What is it about Jackie Kennedy’s voice that has made it so much the focus of how we talk about her and, in turn, how we talk about this film (and any other interpretation of her)? It sounds like a cat who has sharpened her teeth on marbles in her mouth, or like brushing one’s tongue with a mixture of garlic and salt and pepper and sugar, or perhaps like the Nuevo riche. Dollars and cents, not so newly minted, but not with as deep a history either. Jackie is new money trying to pass herself off as old money; there is a certain amount of calculated excess involved. It is, in essence, camp.

But what to make of all of these elements in this one film? The most important thing is that Jackie, and Larrain, are cognizant of the way she’s putting herself together, of the very presentation to the audience. That is what Jackie is about, as it tells us time and time again. It’s framed around her interview with Life’s Theodore H. White, the copy of which she had a hand in editing. The interview was conducted mere days after John F. Kennedy’s and what she does during this, at least in the film, is spin fiction from tragedy. That’s the key to its queer appeal. Fiction, gradiosity, and glorious opulence from the worst of times.

The Elusive Good Biopic

Jackie is about the conflict of constructing an identity that is uses struggle and tragedy as its foundation, where melancholy and a facsimile of lavishness converge to become one. Larrain employs horror film techniques to amplify the psychological and emotional ravaging, and the film has to walk the line of earnestness, but inevitably slips into nonsense. True, the emotions are real, but the execution nonetheless makes it so these emotions are heightened to the point of excess.

“Writing gives you the illusion of control, and then you realize it’s just an illusion, that people are going to bring their own stuff into it,” David Sedaris once wrote.

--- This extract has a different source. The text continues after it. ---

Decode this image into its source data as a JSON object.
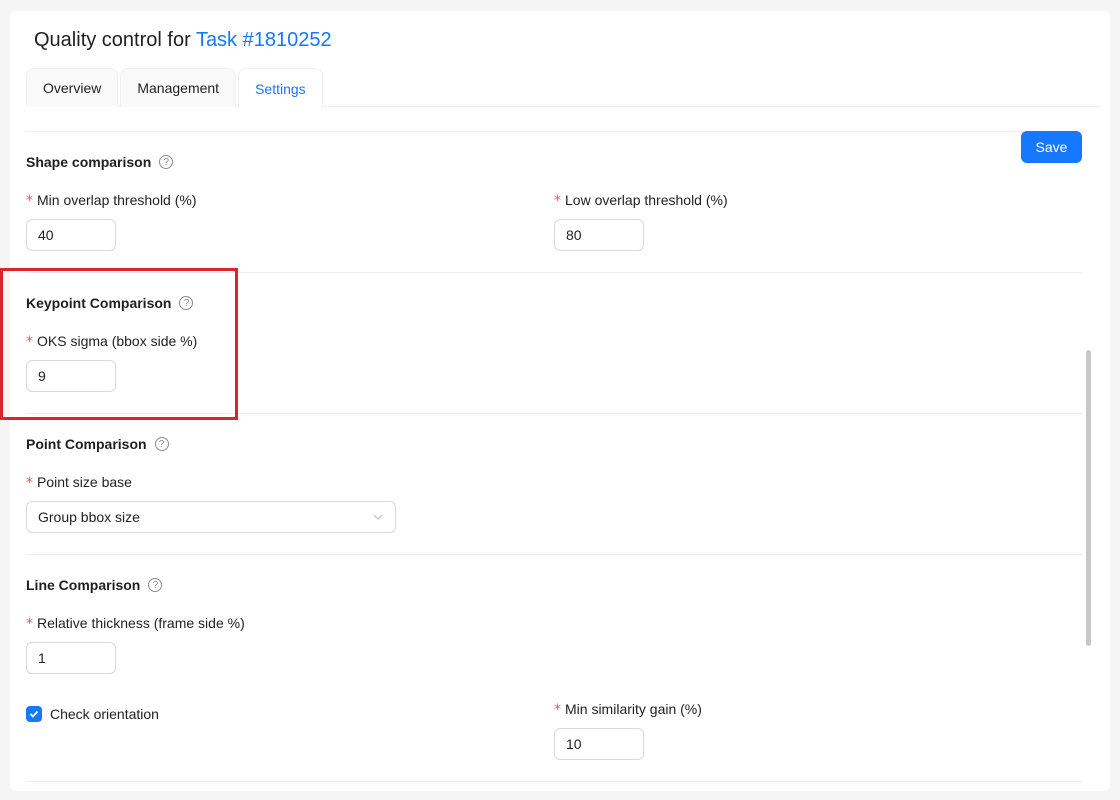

That is, to some degree, the lesson of Jackie. In spite of the control she tries to wield in the fiction making, in the legacy making, in the myth constructing, she still rides home in a car and looks out of a window to see something resembling a factory line of Jackie-like mannequins, faceless and lifeless yet made in her image. Her story is not her own, and, in many ways, that fight to control one’s own narrative, the very struggle of it, is not only deeply human, but incredibly queer.